The save points/camp sites provide a very useful tool to fast travel between previously discovered camp sites. An interesting feature I found was that when I went back to an old camp site, enemies or animals will respawn and are able to be hunted again. This is useful for when the player is low on resources or needs that extra animal hide to craft a new weapon or ammunition accessory.
On top of the skills tree, the level design itself is very accommodating to different play styles. If you want to slowly and carefully climb up a mountain side, you can do that; if you’re a risk-taker and not afraid of dying, you can just leap up the mountain a jump at a time and then just re-grab onto the mountain with the climbing axe again. On occasion, Lara’s foot or body would clip into the side of a mountain if she leaped toward a mountain side not intended for climbing, but that was a minor glitch that didn’t detract too much from the game.
One issue of note that I experienced was the inconsistency of walking over looted corpses. Typically, after the player kills an animal or an enemy, the player can then walk up to the corpses or carcass and loot it for materials. After looting, Lara can typically walk over the corpses or carcasses, but there would be angles where she would get caught and just stand still. This isn’t game-breaking, but it can be an inconvenience when running away from a pack of wolves or some bad guys. I find myself instinctively jumping over corpses while running away from attackers.
While hunting with the bow and arrow, I encountered something interesting that I am not sure was by design or not. When hunting small animals similar to a bunny or squirrel, you do not always need to hit them directly for a kill. For instance, if a bunny is running from left to right, if I shoot slightly behind it while the aiming cursor is white, I will still get the kill. The smaller animals move quite a bit and very quickly, so trying to kill them by only hitting directly could be a bit difficult — perhaps that’s why the developers give the players a slight margin of error?
The ambient sounds and score for the game are good — maybe not The Legend of Zelda: Ocarina of Time good, but effective at conveying the mood and ambiance of the game nonetheless.
As mentioned earlier, there is a big change in the multiplayer component of Rise of the Tomb Raider from 2013’s Tomb Raider — to the point where there isn’t exactly any multiplayer at all. The multiplayer PvP arena-style mode that felt like it was added just to keep up with other games has been removed. In exchange, the game now has an Expedition mode where players can compete to have a faster level completion time or higher level score, which are kept on a leaderboard. Also, (I’m not sure due to the pre-release nature of gameplay during the review), I believe as the player community achieves certain scores, then new weapons or skills can be unlocked as well. Rise of the Tomb Raider definitely shows that a game can be single-player only and still be very enjoyable. The Expedition mode boosts the replay value of the game and will continue to challenge players to compete against one another on the leaderboard. Additionally, there is a mode where players can set goals or objectives to be achieved and challenge their friends to compete in these modes.

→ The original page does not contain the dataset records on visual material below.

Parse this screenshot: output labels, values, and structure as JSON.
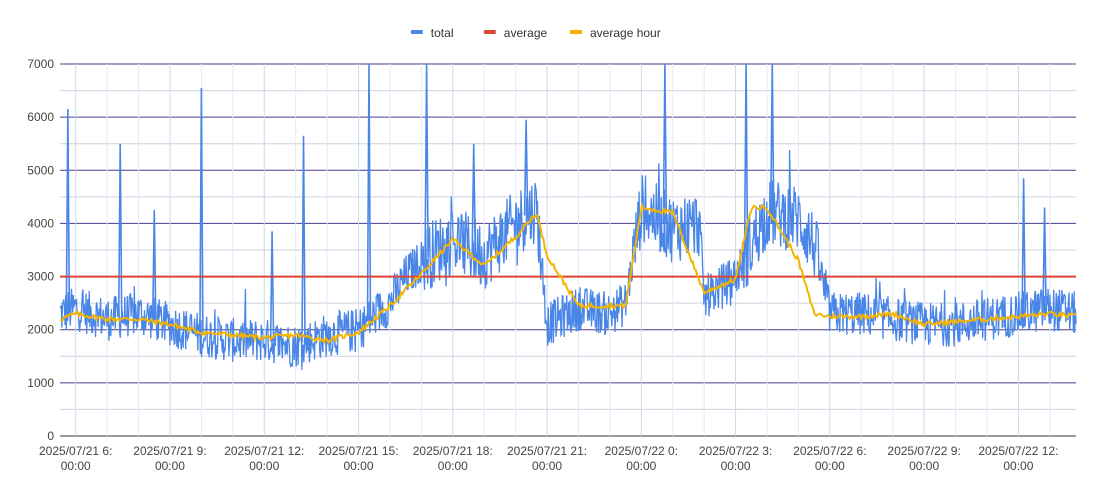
{
  "chart_data": {
    "type": "line",
    "title": "",
    "xlabel": "",
    "ylabel": "",
    "ylim": [
      0,
      7000
    ],
    "xlim": [
      "2025/07/21 05:30",
      "2025/07/22 13:50"
    ],
    "grid": true,
    "legend_position": "top",
    "y_ticks": [
      "0",
      "1000",
      "2000",
      "3000",
      "4000",
      "5000",
      "6000",
      "7000"
    ],
    "y_tick_values": [
      0,
      1000,
      2000,
      3000,
      4000,
      5000,
      6000,
      7000
    ],
    "x_ticks": [
      {
        "x": "2025/07/21 06:00",
        "line1": "2025/07/21 6:",
        "line2": "00:00"
      },
      {
        "x": "2025/07/21 09:00",
        "line1": "2025/07/21 9:",
        "line2": "00:00"
      },
      {
        "x": "2025/07/21 12:00",
        "line1": "2025/07/21 12:",
        "line2": "00:00"
      },
      {
        "x": "2025/07/21 15:00",
        "line1": "2025/07/21 15:",
        "line2": "00:00"
      },
      {
        "x": "2025/07/21 18:00",
        "line1": "2025/07/21 18:",
        "line2": "00:00"
      },
      {
        "x": "2025/07/21 21:00",
        "line1": "2025/07/21 21:",
        "line2": "00:00"
      },
      {
        "x": "2025/07/22 00:00",
        "line1": "2025/07/22 0:",
        "line2": "00:00"
      },
      {
        "x": "2025/07/22 03:00",
        "line1": "2025/07/22 3:",
        "line2": "00:00"
      },
      {
        "x": "2025/07/22 06:00",
        "line1": "2025/07/22 6:",
        "line2": "00:00"
      },
      {
        "x": "2025/07/22 09:00",
        "line1": "2025/07/22 9:",
        "line2": "00:00"
      },
      {
        "x": "2025/07/22 12:00",
        "line1": "2025/07/22 12:",
        "line2": "00:00"
      }
    ],
    "series": [
      {
        "name": "total",
        "color": "#4a86e8",
        "x": [
          "2025/07/21 05:30",
          "2025/07/21 06:00",
          "2025/07/21 07:00",
          "2025/07/21 08:00",
          "2025/07/21 09:00",
          "2025/07/21 10:00",
          "2025/07/21 11:00",
          "2025/07/21 12:00",
          "2025/07/21 13:00",
          "2025/07/21 14:00",
          "2025/07/21 15:00",
          "2025/07/21 16:00",
          "2025/07/21 16:30",
          "2025/07/21 17:00",
          "2025/07/21 18:00",
          "2025/07/21 19:00",
          "2025/07/21 20:00",
          "2025/07/21 20:40",
          "2025/07/21 21:00",
          "2025/07/21 22:00",
          "2025/07/21 23:00",
          "2025/07/21 23:30",
          "2025/07/22 00:00",
          "2025/07/22 01:00",
          "2025/07/22 01:50",
          "2025/07/22 02:00",
          "2025/07/22 03:00",
          "2025/07/22 04:00",
          "2025/07/22 05:00",
          "2025/07/22 05:30",
          "2025/07/22 06:00",
          "2025/07/22 07:00",
          "2025/07/22 08:00",
          "2025/07/22 09:00",
          "2025/07/22 10:00",
          "2025/07/22 11:00",
          "2025/07/22 12:00",
          "2025/07/22 13:00",
          "2025/07/22 13:50"
        ],
        "values": [
          2300,
          2400,
          2200,
          2300,
          2100,
          1900,
          1800,
          1800,
          1700,
          1900,
          2000,
          2500,
          3000,
          3300,
          3700,
          3400,
          4000,
          4300,
          2100,
          2400,
          2300,
          2500,
          4300,
          3900,
          4000,
          2600,
          3000,
          4200,
          4100,
          3600,
          2300,
          2300,
          2200,
          2100,
          2100,
          2200,
          2300,
          2400,
          2300
        ],
        "spikes": [
          {
            "x": "2025/07/21 05:45",
            "value": 6150
          },
          {
            "x": "2025/07/21 07:25",
            "value": 5500
          },
          {
            "x": "2025/07/21 08:30",
            "value": 4250
          },
          {
            "x": "2025/07/21 10:00",
            "value": 6550
          },
          {
            "x": "2025/07/21 12:15",
            "value": 3850
          },
          {
            "x": "2025/07/21 13:15",
            "value": 5650
          },
          {
            "x": "2025/07/21 15:20",
            "value": 7000
          },
          {
            "x": "2025/07/21 17:10",
            "value": 7000
          },
          {
            "x": "2025/07/21 18:40",
            "value": 5500
          },
          {
            "x": "2025/07/21 20:20",
            "value": 5950
          },
          {
            "x": "2025/07/22 00:45",
            "value": 7000
          },
          {
            "x": "2025/07/22 03:20",
            "value": 7000
          },
          {
            "x": "2025/07/22 04:10",
            "value": 7000
          },
          {
            "x": "2025/07/22 12:10",
            "value": 4850
          },
          {
            "x": "2025/07/22 12:50",
            "value": 4300
          }
        ]
      },
      {
        "name": "average",
        "color": "#db4437",
        "x": [
          "2025/07/21 05:30",
          "2025/07/22 13:50"
        ],
        "values": [
          3000,
          3000
        ]
      },
      {
        "name": "average hour",
        "color": "#f4b400",
        "x": [
          "2025/07/21 05:30",
          "2025/07/21 06:00",
          "2025/07/21 07:00",
          "2025/07/21 08:00",
          "2025/07/21 09:00",
          "2025/07/21 10:00",
          "2025/07/21 11:00",
          "2025/07/21 12:00",
          "2025/07/21 13:00",
          "2025/07/21 14:00",
          "2025/07/21 15:00",
          "2025/07/21 16:00",
          "2025/07/21 17:00",
          "2025/07/21 18:00",
          "2025/07/21 19:00",
          "2025/07/21 20:00",
          "2025/07/21 20:40",
          "2025/07/21 21:00",
          "2025/07/21 22:00",
          "2025/07/21 23:00",
          "2025/07/21 23:30",
          "2025/07/22 00:00",
          "2025/07/22 01:00",
          "2025/07/22 02:00",
          "2025/07/22 03:00",
          "2025/07/22 03:30",
          "2025/07/22 04:00",
          "2025/07/22 05:00",
          "2025/07/22 05:30",
          "2025/07/22 06:00",
          "2025/07/22 07:00",
          "2025/07/22 08:00",
          "2025/07/22 09:00",
          "2025/07/22 10:00",
          "2025/07/22 11:00",
          "2025/07/22 12:00",
          "2025/07/22 13:00",
          "2025/07/22 13:50"
        ],
        "values": [
          2200,
          2300,
          2200,
          2200,
          2100,
          1950,
          1900,
          1850,
          1900,
          1800,
          1950,
          2450,
          3050,
          3700,
          3200,
          3750,
          4200,
          3400,
          2450,
          2450,
          2450,
          4300,
          4200,
          2700,
          2950,
          4300,
          4300,
          3300,
          2300,
          2250,
          2250,
          2300,
          2100,
          2150,
          2200,
          2250,
          2300,
          2250
        ]
      }
    ]
  }
}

Are there micro-transactions? You bet, and they exist in the form of card packs. However! All cards packs can be obtained from completing Expedition mode challenges or progressing through the game — there is no card pack that can only be obtained with real money. As the player progresses through the game and completes certain objectives, they will be gifted packages and coins which can be used to buy the card packs. Rise of the Tomb Raider also has a season pass that players can buy that will include DLC content and additional play modes, such as Endurance mode.